“事到如今,告诉你也没什么。”
年轻人一身白色西装打扮,轻轻推了推鼻梁上的金丝眼镜,嘴角嘲弄地一勾,俯下身。
“你猜的没错,那老东西,确实是被我推下楼的。”
“你现在躺在这呢,也是因为我让大姐、小妹一有机会就在你的饭里加点调料,她们那还以为那只是恶搞你,两个蠢女人。”
听到这话,病床上,吴言那张惨白到毫无血色的脸上突然青筋暴起,愤怒的嘴巴一张一合,却发不出一丝声响。

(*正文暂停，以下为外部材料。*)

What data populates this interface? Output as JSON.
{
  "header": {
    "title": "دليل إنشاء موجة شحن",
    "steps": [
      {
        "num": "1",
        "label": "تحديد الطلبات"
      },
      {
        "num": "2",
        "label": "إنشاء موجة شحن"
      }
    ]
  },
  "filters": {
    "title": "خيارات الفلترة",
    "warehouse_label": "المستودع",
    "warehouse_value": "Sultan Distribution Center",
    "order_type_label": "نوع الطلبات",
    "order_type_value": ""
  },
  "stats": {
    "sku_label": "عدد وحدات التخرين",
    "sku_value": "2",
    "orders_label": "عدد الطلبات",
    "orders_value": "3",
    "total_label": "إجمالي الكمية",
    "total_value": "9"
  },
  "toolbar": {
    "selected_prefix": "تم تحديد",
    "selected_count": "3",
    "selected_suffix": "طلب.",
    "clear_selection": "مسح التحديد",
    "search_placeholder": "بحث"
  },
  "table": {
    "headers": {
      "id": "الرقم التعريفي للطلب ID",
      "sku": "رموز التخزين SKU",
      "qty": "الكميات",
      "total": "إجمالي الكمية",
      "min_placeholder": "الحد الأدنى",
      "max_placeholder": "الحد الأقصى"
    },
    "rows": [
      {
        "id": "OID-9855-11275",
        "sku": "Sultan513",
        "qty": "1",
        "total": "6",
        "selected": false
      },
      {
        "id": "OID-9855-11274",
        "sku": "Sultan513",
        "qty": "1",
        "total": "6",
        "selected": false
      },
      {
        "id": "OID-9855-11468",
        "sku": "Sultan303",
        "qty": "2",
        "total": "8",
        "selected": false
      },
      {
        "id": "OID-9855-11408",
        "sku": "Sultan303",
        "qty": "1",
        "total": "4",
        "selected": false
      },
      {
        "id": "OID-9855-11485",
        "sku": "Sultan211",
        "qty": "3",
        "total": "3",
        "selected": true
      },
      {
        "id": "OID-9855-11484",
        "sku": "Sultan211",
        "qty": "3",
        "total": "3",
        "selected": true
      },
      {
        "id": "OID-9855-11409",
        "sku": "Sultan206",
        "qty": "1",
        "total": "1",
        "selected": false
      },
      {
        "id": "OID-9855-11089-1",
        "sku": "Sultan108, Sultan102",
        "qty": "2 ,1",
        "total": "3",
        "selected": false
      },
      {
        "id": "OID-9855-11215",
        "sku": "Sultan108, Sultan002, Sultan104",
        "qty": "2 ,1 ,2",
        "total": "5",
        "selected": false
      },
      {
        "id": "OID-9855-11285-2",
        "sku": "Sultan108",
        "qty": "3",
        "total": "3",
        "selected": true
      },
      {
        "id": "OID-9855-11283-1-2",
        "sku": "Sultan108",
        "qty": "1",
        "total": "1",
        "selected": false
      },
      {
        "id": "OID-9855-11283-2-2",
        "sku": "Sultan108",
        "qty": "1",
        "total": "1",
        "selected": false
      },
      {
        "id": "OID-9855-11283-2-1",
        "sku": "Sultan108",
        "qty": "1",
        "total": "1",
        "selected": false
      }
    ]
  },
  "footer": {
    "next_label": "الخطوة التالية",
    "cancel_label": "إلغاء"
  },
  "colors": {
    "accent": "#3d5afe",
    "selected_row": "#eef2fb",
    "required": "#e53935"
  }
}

现在的他,已经完全是个废人了,全身能活动的只有眼皮和两根手指。
最惨的是,他要神志清醒地接受这个事实,还要一字一句清楚地听着耳边的挑衅。
“你啊,也是命大,用了那样致死的剂量,竟然还是捡回了一条命。”
“医生说,要是渡过了今晚的危险期,说不定你还能这样半死不活地一直苟延残喘下去。”
“但是我怎么忍心呢,我可是你情同手足的好兄弟,怎么能眼睁睁地看着你当一辈子的活死人。”
说到这。
身边这年轻男人慢慢直起身。
月色中,那修长的身影带着死神的恶意笼罩在了吴言身上。
“不过,你的命还真硬。”
“当年那场车祸,老妈说本想双杀的,没想到,却只送走了你那傻白甜的蠢妈柳如画。”
听见母亲的名字,本就已经怒火中烧的吴言,眼中淬火,双眼猩红,近乎疯狂地想要从病床上挣扎起来。
可年轻男人却并不给他哪怕一丝反抗的机会。
只见他突然咧嘴一笑,露出森森白牙,伸手一掏,抽出了吴言脑后的枕头,死命压在了他的头上。
“我的好大哥。”
“故事讲完了,该送你上路了!”
在彻底失去意识之前,吴言把全身的力气都用在了那可以活动的两根指头上,捏住了输液管用力一扯,输液架应声倒地。
……
“夸嚓”!
玻璃碎裂的声音在耳边炸开。
恍惚中,吴言闻声一惊,猛地抬头睁眼一看,目光正对上了那张熟悉的脸。
那副金丝眼镜框上折射出来的寒光,他永生难忘。
只见面前这同父异母的弟弟吴晓宇,轻蔑地冷哼了一声,旋即扭过头,扯着嗓子对着门外高呼:
“天啊!”
“大哥!你怎么这么不小心,竟然摔碎了爸爸的奖杯!”
说完,吴晓宇迅速蹲身下去,一脸痛心疾首的模样装作想要拾起那一地残渣。
而那一声惊呼引来了一阵窸窸窣窣的脚步声。
两道苗条的身影挤到了门前。
“哎呀!这该如何是好,吴言,你都多大了!怎么还是这样毛手毛脚的!”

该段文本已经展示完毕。